Transformative Food Policy Dialogues, Thursday 27 February, 12.30-2pm, Huize Heyendaal Salon
A staff-student dialogue on making campus food future-proof
Date & Time: Feb 27 , 12.30-14.00
Location: Huize Heyendaal Salon
Who: Staff and students from the Food Interest Group and other campus stakeholders
Radboud is releasing a new multi-year policy for sustainable food on campus. A campus food policy may describe a strong direction of what to eat, but can miss crucial questions about how food is produced. In this dialogue, we will discuss considerations for transformative and just food policy.
At this Radboud Center for Sustainability Challenges dialogue, staff and student members of the Food Interest Group will discuss their recent manifesto on sustainable food.
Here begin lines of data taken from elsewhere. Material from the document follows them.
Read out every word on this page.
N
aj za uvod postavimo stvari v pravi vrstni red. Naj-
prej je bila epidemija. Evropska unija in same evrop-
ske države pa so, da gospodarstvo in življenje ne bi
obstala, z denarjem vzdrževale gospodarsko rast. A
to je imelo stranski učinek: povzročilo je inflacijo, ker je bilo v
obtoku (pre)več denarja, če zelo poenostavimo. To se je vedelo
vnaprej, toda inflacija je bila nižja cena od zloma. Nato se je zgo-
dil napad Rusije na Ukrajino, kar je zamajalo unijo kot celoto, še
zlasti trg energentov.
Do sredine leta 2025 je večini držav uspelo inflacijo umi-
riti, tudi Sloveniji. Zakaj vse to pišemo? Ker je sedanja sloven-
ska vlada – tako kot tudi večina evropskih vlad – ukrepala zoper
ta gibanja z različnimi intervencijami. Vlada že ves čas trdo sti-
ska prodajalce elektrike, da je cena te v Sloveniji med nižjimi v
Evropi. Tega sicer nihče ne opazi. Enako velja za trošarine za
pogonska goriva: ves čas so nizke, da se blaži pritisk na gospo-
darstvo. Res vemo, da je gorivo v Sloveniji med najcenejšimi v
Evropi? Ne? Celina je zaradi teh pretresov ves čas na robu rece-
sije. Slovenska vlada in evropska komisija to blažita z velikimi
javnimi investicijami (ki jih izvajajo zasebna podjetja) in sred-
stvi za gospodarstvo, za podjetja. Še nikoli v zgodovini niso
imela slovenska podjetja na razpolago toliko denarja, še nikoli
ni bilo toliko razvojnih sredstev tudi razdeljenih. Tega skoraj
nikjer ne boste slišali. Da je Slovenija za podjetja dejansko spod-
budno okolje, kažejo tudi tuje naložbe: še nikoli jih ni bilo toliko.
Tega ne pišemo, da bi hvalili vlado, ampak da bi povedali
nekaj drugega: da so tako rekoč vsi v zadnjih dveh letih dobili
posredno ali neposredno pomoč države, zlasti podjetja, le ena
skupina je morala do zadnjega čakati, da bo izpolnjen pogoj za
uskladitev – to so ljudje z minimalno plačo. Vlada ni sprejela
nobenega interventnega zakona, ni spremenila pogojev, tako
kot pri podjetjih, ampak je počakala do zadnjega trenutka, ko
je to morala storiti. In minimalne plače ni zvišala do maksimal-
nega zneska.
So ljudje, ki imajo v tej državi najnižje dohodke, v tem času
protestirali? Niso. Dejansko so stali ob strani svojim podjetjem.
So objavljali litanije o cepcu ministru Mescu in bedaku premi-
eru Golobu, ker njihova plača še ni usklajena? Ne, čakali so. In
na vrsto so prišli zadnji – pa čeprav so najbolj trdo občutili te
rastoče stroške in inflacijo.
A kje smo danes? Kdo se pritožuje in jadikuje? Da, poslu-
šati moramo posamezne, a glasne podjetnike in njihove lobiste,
The discussion will focus on six known problems from food system research (human exploitation, corporate food consolidation, toxic environments, local food, cultural foodways, and animal ethics) that complicate the ideal of a “sustainable diet”. Moreover, a dietary proscription that claims to be sustainable must also attend to:
(1) The labor conditions of the workers involved in production;
(2) How to free production and consumption from corporate control;
(3) The use of chemicals and synthetic fertilizers involved in production;
(4) The empowerment of localized food producers and other change agents;
(5) The importance of respecting or shifting cultural food consumption and production habits;
(6) More-than-human agency.
Read the FIG’s piece:
Towards a transformative campus food policy
We are happy to publish a critical essay on the state of campus food from the Food Systems Interest Group (The FIG). As the RCSC is driving an argument that suggests the pathway to meaningful sustainability is to politicize it’s core positions, the FIG offers a guide for how we can accomplish such critical reflection with campus food.
Following a discussion on the Real Sustainability Challenges Manifesto, we will open up to a moderated community dialogue on how Radboud must shape its current and future approach to sustainable food. Exploring these thorny dimensions points to ways the university could motivate a transformative food system through its food policy and thus fulfil its ambitious sustainability agenda. Radboud should actively draw from the strength of the bioregion and its (non)human actors in transforming the food system.
Together with reflections from the manifesto, this dialogue will explore how Radboud University can establish a food policy council where students, staff and nature have a place for democratic dialogue on the shape of the food environment, beginning now!
We welcome any and all input from the university community at this interactive event, and look forwards to seeing you there.